Questa frase è un cazzotto. Marcello spezza la logica del “sacrificio per la causa”, smaschera la retorica del “l’ho fatto per il bene di tutti”. La vita umana — quella del padre — è posta al centro. Ed è qui che Annibale cade, scoprendosi non un protettore, ma un distruttore.
La battuta “Perché sei un coglione, come lui” è una pugnalata rivolta in realtà a se stesso. Annibale non riesce a elaborare il tradimento (vero o percepito) di Alfredo, e scarica tutto sull’unico affetto che gli è rimasto. E quando Marcello lo definisce “un dinosauro”, gli dà il colpo di grazia: lo chiama reliquia, fossile di un mondo che non esiste più.
"Sei un morto di fame. Peggio di quelli che sfrutti. Sei un dinosauro, Annibale. Sei l’ultimo dei dinosauri rimasti, e sei un assassino del cazzo."

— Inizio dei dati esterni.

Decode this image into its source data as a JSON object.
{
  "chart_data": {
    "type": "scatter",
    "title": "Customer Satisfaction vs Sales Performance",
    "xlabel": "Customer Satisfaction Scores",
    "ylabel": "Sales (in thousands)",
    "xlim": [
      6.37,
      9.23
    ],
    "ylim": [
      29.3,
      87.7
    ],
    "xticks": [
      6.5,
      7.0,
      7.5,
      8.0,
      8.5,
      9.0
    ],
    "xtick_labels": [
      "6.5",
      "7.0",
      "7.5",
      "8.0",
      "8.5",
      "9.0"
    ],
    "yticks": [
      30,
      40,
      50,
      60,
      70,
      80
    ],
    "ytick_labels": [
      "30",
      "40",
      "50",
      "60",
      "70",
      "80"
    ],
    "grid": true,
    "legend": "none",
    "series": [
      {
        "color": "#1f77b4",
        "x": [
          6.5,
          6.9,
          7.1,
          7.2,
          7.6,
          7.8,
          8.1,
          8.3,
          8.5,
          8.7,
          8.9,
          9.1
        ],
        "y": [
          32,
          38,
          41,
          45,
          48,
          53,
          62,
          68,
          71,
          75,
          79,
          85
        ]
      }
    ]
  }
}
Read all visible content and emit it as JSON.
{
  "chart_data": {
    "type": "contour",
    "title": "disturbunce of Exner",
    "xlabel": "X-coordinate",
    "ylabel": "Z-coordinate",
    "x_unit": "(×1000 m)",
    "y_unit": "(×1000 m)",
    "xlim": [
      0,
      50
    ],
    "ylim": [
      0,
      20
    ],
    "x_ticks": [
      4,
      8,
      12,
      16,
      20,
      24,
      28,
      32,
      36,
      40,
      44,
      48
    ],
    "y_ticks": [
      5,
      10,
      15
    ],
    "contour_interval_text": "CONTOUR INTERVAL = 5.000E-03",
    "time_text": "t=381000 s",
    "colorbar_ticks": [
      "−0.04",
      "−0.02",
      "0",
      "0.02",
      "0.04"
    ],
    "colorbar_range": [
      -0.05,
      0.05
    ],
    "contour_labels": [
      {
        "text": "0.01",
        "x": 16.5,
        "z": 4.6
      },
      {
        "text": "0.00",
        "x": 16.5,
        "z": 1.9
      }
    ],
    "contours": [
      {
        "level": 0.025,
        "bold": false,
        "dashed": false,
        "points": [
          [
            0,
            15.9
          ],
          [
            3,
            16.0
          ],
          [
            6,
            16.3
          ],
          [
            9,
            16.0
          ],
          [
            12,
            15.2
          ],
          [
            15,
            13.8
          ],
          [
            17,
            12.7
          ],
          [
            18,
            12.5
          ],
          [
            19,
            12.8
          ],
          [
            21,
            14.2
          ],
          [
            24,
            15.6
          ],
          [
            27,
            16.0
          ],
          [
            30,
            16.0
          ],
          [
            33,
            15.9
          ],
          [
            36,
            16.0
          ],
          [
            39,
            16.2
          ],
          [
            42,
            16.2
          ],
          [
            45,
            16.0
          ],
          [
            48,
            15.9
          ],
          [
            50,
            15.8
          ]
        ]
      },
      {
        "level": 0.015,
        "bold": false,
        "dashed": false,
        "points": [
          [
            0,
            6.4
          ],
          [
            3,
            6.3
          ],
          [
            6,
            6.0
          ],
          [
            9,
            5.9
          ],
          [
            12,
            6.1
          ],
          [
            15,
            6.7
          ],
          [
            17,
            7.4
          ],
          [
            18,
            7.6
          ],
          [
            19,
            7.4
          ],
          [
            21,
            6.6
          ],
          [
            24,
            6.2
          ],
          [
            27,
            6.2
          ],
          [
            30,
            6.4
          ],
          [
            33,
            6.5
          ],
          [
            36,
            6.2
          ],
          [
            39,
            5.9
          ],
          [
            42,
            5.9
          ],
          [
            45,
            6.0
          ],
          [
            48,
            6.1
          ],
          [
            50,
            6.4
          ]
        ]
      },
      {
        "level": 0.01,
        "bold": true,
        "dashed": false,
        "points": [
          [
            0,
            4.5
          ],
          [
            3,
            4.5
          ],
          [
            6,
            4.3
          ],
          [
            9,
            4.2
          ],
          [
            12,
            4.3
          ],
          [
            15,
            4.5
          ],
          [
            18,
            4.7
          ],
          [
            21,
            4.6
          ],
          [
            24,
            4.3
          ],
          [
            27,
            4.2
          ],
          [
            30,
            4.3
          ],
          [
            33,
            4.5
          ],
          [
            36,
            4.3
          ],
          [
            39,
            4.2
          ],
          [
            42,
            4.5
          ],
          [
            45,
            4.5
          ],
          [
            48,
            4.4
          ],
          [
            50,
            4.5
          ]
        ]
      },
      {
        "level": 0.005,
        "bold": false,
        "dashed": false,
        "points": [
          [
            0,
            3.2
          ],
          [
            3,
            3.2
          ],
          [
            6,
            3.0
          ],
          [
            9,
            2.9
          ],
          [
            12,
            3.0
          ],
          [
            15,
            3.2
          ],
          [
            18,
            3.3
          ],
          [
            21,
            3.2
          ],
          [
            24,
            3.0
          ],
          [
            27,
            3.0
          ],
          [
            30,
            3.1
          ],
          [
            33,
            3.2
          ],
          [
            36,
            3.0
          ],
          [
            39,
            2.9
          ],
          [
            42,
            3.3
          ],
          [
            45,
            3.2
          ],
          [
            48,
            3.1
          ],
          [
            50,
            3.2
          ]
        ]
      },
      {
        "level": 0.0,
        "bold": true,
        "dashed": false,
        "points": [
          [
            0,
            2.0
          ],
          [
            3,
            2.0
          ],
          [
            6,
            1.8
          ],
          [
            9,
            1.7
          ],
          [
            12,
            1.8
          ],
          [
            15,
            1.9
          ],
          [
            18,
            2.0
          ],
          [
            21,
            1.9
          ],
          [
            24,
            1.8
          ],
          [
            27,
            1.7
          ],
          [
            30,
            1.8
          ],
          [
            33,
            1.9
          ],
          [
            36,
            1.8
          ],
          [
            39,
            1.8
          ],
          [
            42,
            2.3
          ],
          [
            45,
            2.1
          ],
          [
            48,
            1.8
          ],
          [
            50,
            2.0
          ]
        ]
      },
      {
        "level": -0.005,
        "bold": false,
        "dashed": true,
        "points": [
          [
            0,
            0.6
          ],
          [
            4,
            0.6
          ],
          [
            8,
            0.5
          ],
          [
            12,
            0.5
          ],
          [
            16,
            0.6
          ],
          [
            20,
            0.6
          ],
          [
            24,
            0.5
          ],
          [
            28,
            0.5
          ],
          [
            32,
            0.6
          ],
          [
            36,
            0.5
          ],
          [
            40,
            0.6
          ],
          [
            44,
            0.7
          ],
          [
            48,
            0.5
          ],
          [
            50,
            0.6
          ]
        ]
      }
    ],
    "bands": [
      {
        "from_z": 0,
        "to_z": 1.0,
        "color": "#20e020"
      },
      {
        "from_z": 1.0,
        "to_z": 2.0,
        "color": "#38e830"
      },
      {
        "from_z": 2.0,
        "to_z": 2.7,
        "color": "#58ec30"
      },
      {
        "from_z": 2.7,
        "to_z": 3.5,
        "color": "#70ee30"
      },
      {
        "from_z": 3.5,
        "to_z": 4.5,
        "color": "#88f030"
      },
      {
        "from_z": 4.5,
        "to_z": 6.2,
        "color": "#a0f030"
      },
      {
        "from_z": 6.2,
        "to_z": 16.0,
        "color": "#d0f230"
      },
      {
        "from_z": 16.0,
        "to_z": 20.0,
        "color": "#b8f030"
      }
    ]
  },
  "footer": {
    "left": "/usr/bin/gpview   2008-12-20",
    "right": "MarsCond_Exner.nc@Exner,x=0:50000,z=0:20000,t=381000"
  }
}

C'è dentro un’intera dichiarazione politica e morale: Annibale si è aggrappato a un’idea tossica di famiglia, di quartiere, di italianità, e per difenderla ha fatto terra bruciata.
Marcello in questa scena diventa qualcosa di diverso da un figlio o da una vittima: è la coscienza. Quando dice “Ti abbiamo voluto bene come si vuole bene a un povero disgraziato”, spezza qualsiasi possibilità di redenzione per Annibale. È un giudizio etico, ma anche affettivo: l’ha amato nonostante, e proprio per questo si sente tradito più di chiunque altro. "Tu l’hai fatto perché sei solo come un cane, e l’unico posto in cui puoi stare era quello." Questa frase è il cuore della scena. Svela la motivazione di fondo: la solitudine di Annibale, che ha scambiato il controllo per affetto e il possesso per casa.